August 12th’s small action was similarly appreciated after a long ride: “While sitting in a chair, turn to your right and hold onto the back of the chair with your right hand and the arm of the chair with your left. With your hands in place, twist your torso, shoulders, and neck as far as you can toward the back of the chair. Hold the pose for a few seconds. Then do the same thing on the other side.”
“Find out about your food’s freshness.” This action took me to a website that listed the safe time limits for commonly refrigerated items, including raw meat and poultry, lunch meats, soups and stews, and different types of cooked leftovers.
“Bring order to your bookshelf.” I loved this decluttering action (and it could be used for closets, kitchen cabinets or any place that tends to stagnate with stuff). The directions were to set a timer for 10 minutes, pick any shelf on your bookcase and starting on the right side, pull any books that you didn’t like or that you probably won’t read again. Set them aside for donation.
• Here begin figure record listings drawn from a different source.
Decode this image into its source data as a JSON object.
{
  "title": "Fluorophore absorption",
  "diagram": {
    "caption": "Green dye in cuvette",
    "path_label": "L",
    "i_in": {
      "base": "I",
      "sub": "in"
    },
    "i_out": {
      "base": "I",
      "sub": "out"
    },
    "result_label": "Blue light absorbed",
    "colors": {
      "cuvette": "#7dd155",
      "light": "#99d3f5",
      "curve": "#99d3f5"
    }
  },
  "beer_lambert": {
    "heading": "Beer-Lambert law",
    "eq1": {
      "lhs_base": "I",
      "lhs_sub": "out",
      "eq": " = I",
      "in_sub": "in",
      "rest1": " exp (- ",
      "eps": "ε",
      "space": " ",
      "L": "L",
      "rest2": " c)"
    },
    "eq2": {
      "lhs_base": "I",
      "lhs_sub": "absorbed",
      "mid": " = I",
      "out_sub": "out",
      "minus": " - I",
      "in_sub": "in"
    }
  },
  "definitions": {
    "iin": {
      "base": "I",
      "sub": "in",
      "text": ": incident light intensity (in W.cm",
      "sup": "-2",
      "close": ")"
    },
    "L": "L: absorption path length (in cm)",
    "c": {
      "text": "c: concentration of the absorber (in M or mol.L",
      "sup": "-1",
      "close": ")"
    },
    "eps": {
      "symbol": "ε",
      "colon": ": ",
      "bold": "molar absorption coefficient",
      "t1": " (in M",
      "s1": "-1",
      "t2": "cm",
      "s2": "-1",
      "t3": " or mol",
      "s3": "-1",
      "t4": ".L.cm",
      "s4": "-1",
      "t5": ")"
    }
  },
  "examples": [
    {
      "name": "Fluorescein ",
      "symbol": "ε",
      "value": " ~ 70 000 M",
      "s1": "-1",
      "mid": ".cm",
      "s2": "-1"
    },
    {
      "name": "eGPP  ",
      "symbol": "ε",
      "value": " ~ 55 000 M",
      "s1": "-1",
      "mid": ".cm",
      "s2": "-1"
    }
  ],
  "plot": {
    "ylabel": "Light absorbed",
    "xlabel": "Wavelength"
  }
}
“Do a knock-out move.” Stand with your legs about hip-width apart and bend your knees slightly. Hold your hands up in fists near your face. Punch the air in front of you at shoulder height, alternating arms. Contract your abdominal muscles to support your back, and make sure you don’t lock your elbows as you punch. Do this for 30 seconds and take a quick breather, then go back for another 30-second round.
As someone who kickboxes, this was a walk in the park, but that’s not the point. Not all the actions are challenging, nor are some of them new to me, but they do bring awareness and awareness is the key.
Do you participate in the Daily Challenge or something like it? If so, what motivates you? Were you even aware that “gamification” existed?